🤖 AI Summary
This work addresses the scalability, robustness, and generalization limitations in multi-agent reinforcement learning that arise from reliance on global state information—particularly the fragility observed under dynamic team compositions or environmental changes. To overcome these challenges, the authors propose a fully decentralized coordination framework that eschews all privileged centralized information, relying instead solely on local observations and peer-to-peer multi-hop communication for collaborative decision-making. The key innovations include a Distributed Graph Attention Network (D-GAT) for implicit global state inference and a novel Distributed Graph Attention MAPPO (DG-MAPPO) algorithm based on local policies and value functions. Experimental results demonstrate that the proposed method significantly outperforms state-of-the-art CTDE approaches across multiple benchmarks—including StarCraftII, Google Research Football, and Multi-Agent MuJoCo—and is effective for both homogeneous and heterogeneous agent teams.
📝 Abstract
Centralized training with decentralized execution (CTDE) has been the dominant paradigm in multi-agent reinforcement learning (MARL), but its reliance on global state information during training introduces scalability, robustness, and generalization bottlenecks.

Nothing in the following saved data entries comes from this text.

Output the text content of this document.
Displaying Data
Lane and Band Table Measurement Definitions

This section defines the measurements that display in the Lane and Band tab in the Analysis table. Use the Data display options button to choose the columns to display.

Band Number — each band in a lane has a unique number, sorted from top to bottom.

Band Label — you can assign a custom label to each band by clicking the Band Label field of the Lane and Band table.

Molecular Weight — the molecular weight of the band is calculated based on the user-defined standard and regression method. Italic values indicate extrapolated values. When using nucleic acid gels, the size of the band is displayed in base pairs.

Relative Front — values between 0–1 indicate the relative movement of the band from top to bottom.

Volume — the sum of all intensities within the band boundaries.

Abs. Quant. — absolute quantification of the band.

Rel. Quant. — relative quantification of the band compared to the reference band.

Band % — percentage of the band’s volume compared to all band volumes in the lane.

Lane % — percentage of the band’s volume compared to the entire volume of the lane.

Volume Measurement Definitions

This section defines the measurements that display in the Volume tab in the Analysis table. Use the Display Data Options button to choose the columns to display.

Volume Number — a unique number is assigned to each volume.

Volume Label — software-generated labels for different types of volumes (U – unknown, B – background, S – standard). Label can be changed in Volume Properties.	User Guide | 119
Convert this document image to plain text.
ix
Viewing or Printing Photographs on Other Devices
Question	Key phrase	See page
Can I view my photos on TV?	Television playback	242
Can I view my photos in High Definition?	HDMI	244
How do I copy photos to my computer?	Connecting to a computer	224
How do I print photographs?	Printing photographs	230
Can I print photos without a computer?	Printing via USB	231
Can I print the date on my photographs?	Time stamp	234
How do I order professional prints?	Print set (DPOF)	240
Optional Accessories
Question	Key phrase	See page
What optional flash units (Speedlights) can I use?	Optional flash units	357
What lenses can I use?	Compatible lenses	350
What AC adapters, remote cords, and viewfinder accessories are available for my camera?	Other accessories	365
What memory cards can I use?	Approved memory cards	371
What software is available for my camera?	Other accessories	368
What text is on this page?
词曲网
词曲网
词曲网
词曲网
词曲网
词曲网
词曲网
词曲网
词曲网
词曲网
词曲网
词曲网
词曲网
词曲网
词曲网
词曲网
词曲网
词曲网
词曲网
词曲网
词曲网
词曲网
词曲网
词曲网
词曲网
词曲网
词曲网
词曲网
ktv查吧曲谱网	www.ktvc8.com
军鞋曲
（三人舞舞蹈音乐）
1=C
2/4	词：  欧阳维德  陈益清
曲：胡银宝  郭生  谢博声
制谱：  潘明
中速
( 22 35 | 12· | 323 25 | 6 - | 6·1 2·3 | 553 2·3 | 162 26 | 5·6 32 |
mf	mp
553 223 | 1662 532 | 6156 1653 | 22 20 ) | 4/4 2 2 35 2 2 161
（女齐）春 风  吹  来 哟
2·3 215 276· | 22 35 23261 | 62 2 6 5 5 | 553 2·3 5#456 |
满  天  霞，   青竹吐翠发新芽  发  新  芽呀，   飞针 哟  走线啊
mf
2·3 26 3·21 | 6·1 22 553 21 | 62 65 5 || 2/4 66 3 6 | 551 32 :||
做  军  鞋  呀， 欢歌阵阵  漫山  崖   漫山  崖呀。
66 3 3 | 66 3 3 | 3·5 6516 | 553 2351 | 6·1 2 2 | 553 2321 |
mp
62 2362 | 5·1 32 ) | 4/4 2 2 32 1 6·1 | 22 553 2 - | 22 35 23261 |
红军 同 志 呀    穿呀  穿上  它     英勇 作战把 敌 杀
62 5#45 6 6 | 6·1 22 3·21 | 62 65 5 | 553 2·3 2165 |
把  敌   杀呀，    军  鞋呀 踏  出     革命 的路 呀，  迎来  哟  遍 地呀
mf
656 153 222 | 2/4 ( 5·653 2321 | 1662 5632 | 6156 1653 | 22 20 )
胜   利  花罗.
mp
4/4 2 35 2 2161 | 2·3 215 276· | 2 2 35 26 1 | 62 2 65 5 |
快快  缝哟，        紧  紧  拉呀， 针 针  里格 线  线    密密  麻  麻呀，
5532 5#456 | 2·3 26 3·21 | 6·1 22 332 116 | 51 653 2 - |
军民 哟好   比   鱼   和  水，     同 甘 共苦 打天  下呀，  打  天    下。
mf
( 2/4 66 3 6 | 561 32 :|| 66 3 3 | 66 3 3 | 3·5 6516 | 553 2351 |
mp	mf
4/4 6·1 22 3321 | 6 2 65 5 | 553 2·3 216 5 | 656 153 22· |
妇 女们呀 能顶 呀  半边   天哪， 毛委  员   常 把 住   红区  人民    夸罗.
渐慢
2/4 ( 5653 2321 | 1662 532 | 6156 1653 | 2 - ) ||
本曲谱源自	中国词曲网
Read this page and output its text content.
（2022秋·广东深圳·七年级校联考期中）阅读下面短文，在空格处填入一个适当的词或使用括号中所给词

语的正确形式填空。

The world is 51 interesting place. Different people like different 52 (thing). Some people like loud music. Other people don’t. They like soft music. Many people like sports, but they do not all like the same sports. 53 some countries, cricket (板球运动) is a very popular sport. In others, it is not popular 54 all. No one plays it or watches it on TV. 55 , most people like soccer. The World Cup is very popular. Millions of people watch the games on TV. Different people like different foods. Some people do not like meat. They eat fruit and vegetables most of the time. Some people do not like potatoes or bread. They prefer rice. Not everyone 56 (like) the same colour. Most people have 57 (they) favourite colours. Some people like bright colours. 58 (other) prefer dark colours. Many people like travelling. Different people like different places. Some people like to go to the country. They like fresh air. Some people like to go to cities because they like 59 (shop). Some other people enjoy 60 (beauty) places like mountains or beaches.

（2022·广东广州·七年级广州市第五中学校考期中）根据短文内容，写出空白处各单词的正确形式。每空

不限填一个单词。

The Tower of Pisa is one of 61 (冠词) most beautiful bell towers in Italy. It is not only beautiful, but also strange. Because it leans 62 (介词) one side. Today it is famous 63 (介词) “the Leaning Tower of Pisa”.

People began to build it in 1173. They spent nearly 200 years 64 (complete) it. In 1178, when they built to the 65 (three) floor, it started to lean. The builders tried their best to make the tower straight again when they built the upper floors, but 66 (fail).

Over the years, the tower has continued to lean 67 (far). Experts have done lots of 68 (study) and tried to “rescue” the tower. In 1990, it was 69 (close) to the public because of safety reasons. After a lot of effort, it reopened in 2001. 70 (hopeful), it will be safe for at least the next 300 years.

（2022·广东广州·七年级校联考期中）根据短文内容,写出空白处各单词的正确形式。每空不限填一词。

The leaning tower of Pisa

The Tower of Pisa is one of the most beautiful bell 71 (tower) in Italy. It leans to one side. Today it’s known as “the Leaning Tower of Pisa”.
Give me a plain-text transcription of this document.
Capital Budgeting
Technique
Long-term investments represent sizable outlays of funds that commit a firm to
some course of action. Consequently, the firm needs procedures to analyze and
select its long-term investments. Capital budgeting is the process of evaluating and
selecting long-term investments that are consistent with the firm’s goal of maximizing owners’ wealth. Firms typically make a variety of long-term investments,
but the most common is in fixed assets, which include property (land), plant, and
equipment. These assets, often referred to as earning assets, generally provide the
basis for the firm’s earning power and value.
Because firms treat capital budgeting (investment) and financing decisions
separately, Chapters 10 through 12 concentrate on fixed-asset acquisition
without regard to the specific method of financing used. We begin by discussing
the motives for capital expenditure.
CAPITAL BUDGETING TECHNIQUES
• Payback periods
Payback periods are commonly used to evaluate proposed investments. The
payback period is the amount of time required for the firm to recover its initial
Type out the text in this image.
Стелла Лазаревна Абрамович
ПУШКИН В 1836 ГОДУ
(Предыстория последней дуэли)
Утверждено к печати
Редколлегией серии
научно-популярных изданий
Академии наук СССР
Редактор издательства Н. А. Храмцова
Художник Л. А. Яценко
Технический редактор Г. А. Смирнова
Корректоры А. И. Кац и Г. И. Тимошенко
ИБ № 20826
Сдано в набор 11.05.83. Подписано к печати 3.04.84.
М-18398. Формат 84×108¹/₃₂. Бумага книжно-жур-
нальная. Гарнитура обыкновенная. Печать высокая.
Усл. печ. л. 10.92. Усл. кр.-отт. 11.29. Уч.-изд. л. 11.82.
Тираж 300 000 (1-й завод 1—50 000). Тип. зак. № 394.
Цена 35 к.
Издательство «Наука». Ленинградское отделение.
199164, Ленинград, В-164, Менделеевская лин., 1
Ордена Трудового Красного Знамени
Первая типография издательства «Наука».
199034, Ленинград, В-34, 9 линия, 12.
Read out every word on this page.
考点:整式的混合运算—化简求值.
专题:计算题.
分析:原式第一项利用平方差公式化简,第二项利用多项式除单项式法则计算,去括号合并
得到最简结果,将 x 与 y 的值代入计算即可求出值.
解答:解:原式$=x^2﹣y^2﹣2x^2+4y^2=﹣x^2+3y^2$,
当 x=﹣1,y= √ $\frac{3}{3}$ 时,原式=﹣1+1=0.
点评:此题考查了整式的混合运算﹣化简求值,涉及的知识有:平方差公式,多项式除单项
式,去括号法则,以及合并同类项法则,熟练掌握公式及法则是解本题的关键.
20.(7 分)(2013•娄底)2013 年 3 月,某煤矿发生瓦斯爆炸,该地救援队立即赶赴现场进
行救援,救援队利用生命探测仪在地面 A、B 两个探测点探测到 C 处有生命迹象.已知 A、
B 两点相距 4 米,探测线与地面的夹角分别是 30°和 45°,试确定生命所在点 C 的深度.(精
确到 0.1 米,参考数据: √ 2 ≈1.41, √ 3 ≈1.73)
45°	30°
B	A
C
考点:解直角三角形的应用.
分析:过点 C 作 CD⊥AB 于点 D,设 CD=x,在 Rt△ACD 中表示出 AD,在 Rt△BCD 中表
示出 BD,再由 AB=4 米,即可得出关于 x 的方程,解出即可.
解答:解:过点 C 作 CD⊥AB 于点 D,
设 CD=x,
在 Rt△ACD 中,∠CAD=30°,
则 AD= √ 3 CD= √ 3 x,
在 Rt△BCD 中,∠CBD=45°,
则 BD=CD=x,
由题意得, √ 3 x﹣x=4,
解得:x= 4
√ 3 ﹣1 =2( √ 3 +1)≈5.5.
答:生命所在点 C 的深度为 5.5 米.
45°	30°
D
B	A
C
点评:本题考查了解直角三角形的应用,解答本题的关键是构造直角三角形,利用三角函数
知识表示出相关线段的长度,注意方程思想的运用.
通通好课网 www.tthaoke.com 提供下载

Moreover, in practical scenarios such as adding/dropping teammates or facing environment dynamics that differ from the training, CTDE methods can be brittle and costly to retrain, whereas distributed approaches allow agents to adapt using only local information and peer-to-peer communication. We present a distributed MARL framework that removes the need for centralized critics or global information. Firstly, we develop a novel Distributed Graph Attention Network (D-GAT) that performs global state inference through multi-hop communication, where agents integrate neighbor features via input-dependent attention weights in a fully distributed manner. Leveraging D-GAT, we develop the distributed graph-attention MAPPO (DG-MAPPO) -- a distributed MARL framework where agents optimize local policies and value functions using local observations, multi-hop communication, and shared/averaged rewards. Empirical evaluation on the StarCraftII Multi-Agent Challenge, Google Research Football, and Multi-Agent Mujoco demonstrates that our method consistently outperforms strong CTDE baselines, achieving superior coordination across a wide range of cooperative tasks with both homogeneous and heterogeneous teams. Our distributed MARL framework provides a principled and scalable solution for robust collaboration, eliminating the need for centralized training or global observability. To the best of our knowledge, DG-MAPPO appears to be the first to fully eliminate reliance on privileged centralized information, enabling agents to learn and act solely through peer-to-peer communication.